Since the 1960s, antioxidant supplements have been promoted as a miracle cure and that has never been true - preventing oxidation too much would be as bad as not preventing enough - but luckily few supplements make coenzyme Q bioavailable at all. Evolution created a way for the energy factories of our cells, mitochondria, to be thrown out of balance by pills.

Yet they can be thrown out of balance by nature. Coenzyme Q is entirely natural, and a lack of it leads to mitochondrial diseases like Leigh syndrome. But short of experimentally replacing mitochondrial DNA, it is hard to modify. For anything to change it must pass through the watery cell interior called cytoplasm to the surface of the cells in order to neutralize oxidized lipid species. 

A new study found that an enzyme called STARD7 helps transport the coenzyme. This protein is not only localized in the mitochondria, but also inside the cytoplasm, and it is involved in coenzyme Q transport from the mitochondria to the cell surface.

A deficiency of coenzyme Q is a hallmark of aging, studies have been done on healthy centenarians and found they have the mitochondria of 'younger' people, but declines can occur in people as early as their early 20s. Yet that co-evolutionary protective mechanism - the cell provides defense while mitochondria provide energy, are why even eating 50 pounds of spinach per day won't help. Coenzyme Q is not water soluble.

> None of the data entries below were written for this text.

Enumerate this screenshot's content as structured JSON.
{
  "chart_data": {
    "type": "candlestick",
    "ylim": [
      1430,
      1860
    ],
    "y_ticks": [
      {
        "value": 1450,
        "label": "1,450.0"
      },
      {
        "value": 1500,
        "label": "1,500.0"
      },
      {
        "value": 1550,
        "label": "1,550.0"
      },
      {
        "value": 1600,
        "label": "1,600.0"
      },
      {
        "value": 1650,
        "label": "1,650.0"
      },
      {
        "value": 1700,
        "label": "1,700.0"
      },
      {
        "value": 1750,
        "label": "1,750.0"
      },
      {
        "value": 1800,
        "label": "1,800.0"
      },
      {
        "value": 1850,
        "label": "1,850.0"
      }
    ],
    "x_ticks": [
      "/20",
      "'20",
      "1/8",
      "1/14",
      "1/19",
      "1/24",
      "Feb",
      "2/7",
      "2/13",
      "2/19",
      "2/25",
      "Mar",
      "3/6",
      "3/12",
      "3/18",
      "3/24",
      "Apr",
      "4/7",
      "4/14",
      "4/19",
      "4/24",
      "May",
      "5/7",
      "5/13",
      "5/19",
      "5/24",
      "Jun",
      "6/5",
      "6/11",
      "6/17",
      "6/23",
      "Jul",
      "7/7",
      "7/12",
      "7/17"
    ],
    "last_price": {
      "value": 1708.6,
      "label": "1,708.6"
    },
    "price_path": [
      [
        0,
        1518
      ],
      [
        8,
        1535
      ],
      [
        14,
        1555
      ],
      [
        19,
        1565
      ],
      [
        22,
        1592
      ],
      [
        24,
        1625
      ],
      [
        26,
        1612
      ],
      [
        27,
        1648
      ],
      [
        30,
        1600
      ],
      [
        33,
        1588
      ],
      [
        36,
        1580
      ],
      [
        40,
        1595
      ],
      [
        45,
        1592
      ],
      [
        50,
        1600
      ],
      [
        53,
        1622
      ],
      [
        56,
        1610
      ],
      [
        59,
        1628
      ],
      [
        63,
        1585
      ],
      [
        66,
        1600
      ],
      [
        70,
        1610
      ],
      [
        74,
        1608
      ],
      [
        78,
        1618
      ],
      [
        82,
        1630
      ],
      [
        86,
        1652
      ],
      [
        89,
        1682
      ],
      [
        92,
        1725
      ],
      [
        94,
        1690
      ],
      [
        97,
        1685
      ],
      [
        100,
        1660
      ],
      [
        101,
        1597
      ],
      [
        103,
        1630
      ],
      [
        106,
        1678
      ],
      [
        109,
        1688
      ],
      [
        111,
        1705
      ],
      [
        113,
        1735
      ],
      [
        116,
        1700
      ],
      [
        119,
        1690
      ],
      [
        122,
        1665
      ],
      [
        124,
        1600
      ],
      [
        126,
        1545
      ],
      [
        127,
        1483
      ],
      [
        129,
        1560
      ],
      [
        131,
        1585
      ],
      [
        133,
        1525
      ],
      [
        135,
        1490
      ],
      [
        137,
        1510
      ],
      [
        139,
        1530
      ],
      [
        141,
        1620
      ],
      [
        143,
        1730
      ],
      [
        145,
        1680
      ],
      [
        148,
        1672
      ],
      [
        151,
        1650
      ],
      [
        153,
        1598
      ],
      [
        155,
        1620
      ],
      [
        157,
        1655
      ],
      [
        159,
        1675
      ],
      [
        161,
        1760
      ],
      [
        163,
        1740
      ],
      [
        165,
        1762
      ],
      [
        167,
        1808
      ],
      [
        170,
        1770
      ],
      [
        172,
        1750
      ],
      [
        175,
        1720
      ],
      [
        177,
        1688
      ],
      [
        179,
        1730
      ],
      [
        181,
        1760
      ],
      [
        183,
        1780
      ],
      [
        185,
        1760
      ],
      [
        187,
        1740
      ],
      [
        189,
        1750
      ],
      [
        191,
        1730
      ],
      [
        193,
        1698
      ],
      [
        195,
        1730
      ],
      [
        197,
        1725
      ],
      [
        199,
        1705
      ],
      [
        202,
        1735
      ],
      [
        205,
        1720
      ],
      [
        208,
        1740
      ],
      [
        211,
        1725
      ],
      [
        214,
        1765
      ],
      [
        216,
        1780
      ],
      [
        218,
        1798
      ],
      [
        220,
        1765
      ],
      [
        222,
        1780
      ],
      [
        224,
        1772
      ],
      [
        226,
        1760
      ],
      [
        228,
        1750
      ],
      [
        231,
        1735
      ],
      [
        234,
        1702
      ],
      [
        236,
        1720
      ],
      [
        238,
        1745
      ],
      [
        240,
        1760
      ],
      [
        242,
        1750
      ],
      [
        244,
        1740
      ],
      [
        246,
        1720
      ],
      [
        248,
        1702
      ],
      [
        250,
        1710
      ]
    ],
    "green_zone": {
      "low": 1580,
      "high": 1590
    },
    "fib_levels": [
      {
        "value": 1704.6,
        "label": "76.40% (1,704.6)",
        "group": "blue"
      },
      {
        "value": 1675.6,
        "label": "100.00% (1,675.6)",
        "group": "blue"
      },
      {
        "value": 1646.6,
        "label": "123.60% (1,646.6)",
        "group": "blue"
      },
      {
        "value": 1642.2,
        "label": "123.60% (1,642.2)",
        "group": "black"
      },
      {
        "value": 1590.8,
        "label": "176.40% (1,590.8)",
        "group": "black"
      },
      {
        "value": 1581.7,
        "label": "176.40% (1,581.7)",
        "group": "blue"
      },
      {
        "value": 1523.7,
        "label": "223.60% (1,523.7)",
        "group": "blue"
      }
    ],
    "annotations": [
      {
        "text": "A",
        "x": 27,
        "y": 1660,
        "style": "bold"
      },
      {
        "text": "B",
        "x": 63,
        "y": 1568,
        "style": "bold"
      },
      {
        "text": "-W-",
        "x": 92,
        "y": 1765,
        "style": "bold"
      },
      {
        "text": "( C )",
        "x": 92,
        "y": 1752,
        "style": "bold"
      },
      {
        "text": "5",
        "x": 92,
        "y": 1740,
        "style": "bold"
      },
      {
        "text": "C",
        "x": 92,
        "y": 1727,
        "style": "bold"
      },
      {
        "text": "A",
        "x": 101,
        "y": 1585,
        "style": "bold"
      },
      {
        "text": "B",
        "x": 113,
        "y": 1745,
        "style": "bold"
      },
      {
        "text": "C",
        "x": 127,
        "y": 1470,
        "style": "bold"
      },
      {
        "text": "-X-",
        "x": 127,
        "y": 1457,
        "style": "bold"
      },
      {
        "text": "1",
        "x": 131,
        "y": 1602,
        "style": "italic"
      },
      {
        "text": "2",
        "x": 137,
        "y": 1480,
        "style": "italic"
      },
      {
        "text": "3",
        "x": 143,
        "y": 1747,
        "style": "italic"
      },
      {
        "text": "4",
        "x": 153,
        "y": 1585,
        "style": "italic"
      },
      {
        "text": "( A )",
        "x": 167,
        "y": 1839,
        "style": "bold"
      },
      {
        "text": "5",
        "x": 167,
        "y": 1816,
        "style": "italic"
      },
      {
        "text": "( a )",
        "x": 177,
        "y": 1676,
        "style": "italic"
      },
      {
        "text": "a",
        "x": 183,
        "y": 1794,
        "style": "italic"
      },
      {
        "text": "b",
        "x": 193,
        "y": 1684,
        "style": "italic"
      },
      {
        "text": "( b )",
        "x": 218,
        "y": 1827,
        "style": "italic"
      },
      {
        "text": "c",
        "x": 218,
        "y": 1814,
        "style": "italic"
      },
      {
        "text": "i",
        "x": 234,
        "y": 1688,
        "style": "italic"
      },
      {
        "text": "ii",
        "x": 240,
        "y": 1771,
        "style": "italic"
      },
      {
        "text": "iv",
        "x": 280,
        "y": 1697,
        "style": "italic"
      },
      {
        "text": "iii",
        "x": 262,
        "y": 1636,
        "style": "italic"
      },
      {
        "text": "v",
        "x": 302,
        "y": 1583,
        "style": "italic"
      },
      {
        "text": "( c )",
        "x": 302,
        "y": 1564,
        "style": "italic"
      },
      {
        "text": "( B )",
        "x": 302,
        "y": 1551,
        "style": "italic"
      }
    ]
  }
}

The enzyme STARD7 (green) helps mitochondria (red) to transport Coenzyme Q to protect cells from cell death. Credit: MPI f. Biology of Ageing/ S. Deshwal

“With our research, we have now been able to identify the proteins involved in coenzyme Q transport from the mitochondria to the cell surface”, says Deshwal. The researchers found that an enzyme called STARD7 helps transport the coenzyme. This protein is not only localized in the mitochondria, but also inside the cytoplasm," explains Soni Deshwal, scientist at the Max Planck Institute for Biology of Aging and lead author of the study. “The mitochondria actively transport coenzyme Q to the cell surface to protect cells from cell death. It is as if the mitochondria deliver band-aids to the surface to protect the cell.”